Manufacturers can boost production, eliminate waste and save money by following a scientific problem-solving technique created by Motorola.
Manufacturers Resource Center in Hanover Township, Lehigh County, said it has adapted this technique for training courses to help companies implement customized projects to ensure a return on investment.
Wednesday, leaders at three Lehigh Valley businesses shared details of the projects they worked on to obtain Six Sigma Green and Black Belt Certification in a forum at MRC’s office.
Their case studies delved deeper into how managers on the production floor used Lean Six Sigma to improve their businesses. The MRC programs show how to use the problem-solving methodology to create changes across a spectrum of areas, from product quality and capacity to organizational layouts on the shop floor.
“The most important thing to realize is, I don’t have to do it myself,” said Donna Warman, production manager for Sussex Wire, a manufacturer in Palmer Township. “It’s a team effort.”
For her company’s project, the goal was to improve the original equipment manufacturing on seven machines.
“We were capturing real time data on why the machines were down,” Warman said.
The team developed short-term action items, which included revising the machine site, and eventually found quality and production were not agreeing.
Often, manufacturers think they need to buy additional, often expensive equipment to solve production problems in the work area, but sometimes clearing and rearranging the organization of the production floor layout and using more vertical space can boost productivity.
At Sussex Wire, the company is now producing 2.5 million parts a week, which is an increase.
ADVICE FROM THOSE NOT INVOLVED
Warman was helped by buy-in from employees, which she said took time. But once they are involved and see the benefit, the project goes smoother.
“You really need to have the people that are doing the work involved,” Warman said. “We got people on the team that had nothing to do with that product line. That was key, to get people outside of the project you were working on.”
These employees often would see problems that people who worked on that product line all the time would miss, she added.
The program includes individualized on-site project mentoring meetings. The Six Sigma Green Belt course is designed for people with little-to-no prior experience with these techniques. Typically, these projects save at least $25,000 to $50,000 in process improvement.
Projects that help people acquire Six Sigma Black Belt certification typically save $50,000 to $100,000 in process improvement.
RETURN ON INVESTMENT
Richard Titus, an adjunct instructor at Lehigh University and a Master Black Belt who spent nearly 20 years at Ingersoll-Rand, is the trainer for the MRC program.
The purpose is to build a project pipeline and funnel resources toward it, Titus said.
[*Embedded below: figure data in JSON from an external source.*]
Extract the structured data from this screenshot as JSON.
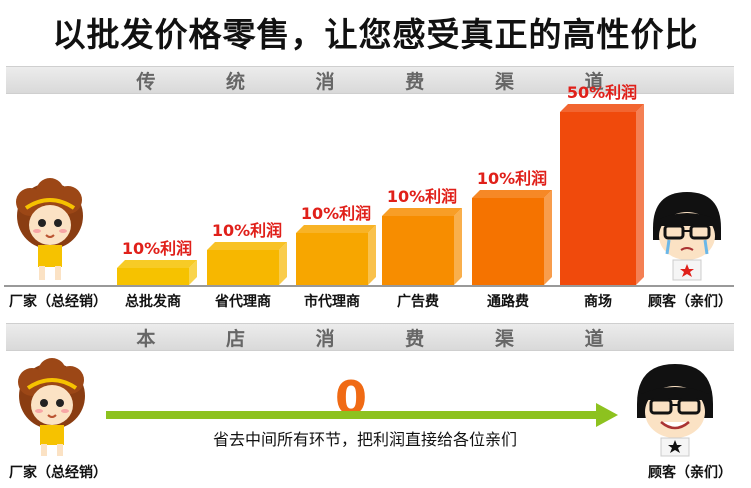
{
  "headline": "以批发价格零售，让您感受真正的高性价比",
  "traditional": {
    "band_label": "传统消费渠道",
    "band_chars": [
      "传",
      "统",
      "消",
      "费",
      "渠",
      "道"
    ],
    "nodes": [
      "厂家（总经销）",
      "总批发商",
      "省代理商",
      "市代理商",
      "广告费",
      "通路费",
      "商场",
      "顾客（亲们）"
    ]
  },
  "store": {
    "band_label": "本店消费渠道",
    "band_chars": [
      "本",
      "店",
      "消",
      "费",
      "渠",
      "道"
    ],
    "profit_value": "0",
    "arrow_note": "省去中间所有环节，把利润直接给各位亲们",
    "start_node": "厂家（总经销）",
    "end_node": "顾客（亲们）"
  },
  "chart_data": {
    "type": "bar",
    "categories": [
      "总批发商",
      "省代理商",
      "市代理商",
      "广告费",
      "通路费",
      "商场"
    ],
    "values": [
      10,
      10,
      10,
      10,
      10,
      50
    ],
    "data_labels": [
      "10%利润",
      "10%利润",
      "10%利润",
      "10%利润",
      "10%利润",
      "50%利润"
    ],
    "title": "",
    "xlabel": "",
    "ylabel": "",
    "colors": [
      "#f6c200",
      "#f7b700",
      "#f7a600",
      "#f78d00",
      "#f57300",
      "#f04a0c"
    ],
    "label_color": "#e0201a"
  },
  "colors": {
    "arrow": "#8dc21f",
    "band": "#dcdcdc"
  }
}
Each project is different, so it is customized.
“There has to be some payback to your organization,” Titus said. “We do want to generate value to the company.”
Taking the course and finishing it will give people confidence, but MRC also wants to show companies that they are getting a return on their investment, said Diane Lewis, manager of business development services at MRC.
“We want you to be successful and your company to be successful,” Lewis said.
ANNUALLY SAVING 36,000 POUNDS OF PAINT
A case study from Crayola in Forks Township showed how the techniques helped the company.
After completing a project on the watercolor line, the team saved the company money in the amount of watercolor paint it was shipping and by creating other efficiencies, said Lauren Migliore, process improvement engineer of Crayola.
Crayola is saving about 36,000 pounds of paint each year and saved 918 labor hours per year, Migliore said. Actions included implementing control checks and daily checks by team managers.
She said she is working on a Black Belt program at the crayon manufacturing site.
‘PEOPLE REALLY BUY INTO THIS’
Another case study from Computer Designs in Whitehall Township shared details of its project, which included on-site Green Belt training.
“People really buy into this, and you find you really get a lot of good information from them,” said John Lanford, an engineering manager at Computer Designs.
He said this was beneficial because the team projects had internal support and stakeholders.
The team put together goals and objectives, and one of the main drivers was to eliminate land scanners and create real-time monitoring of critical systems outputs with warnings and alarms.
The company also wanted to improve and redefine incoming inspection of raw material and refine the way it was capturing data.
The projects can be lengthy, sometimes taking nearly a year to complete, but those who shared their case studies said their employees understood the benefit.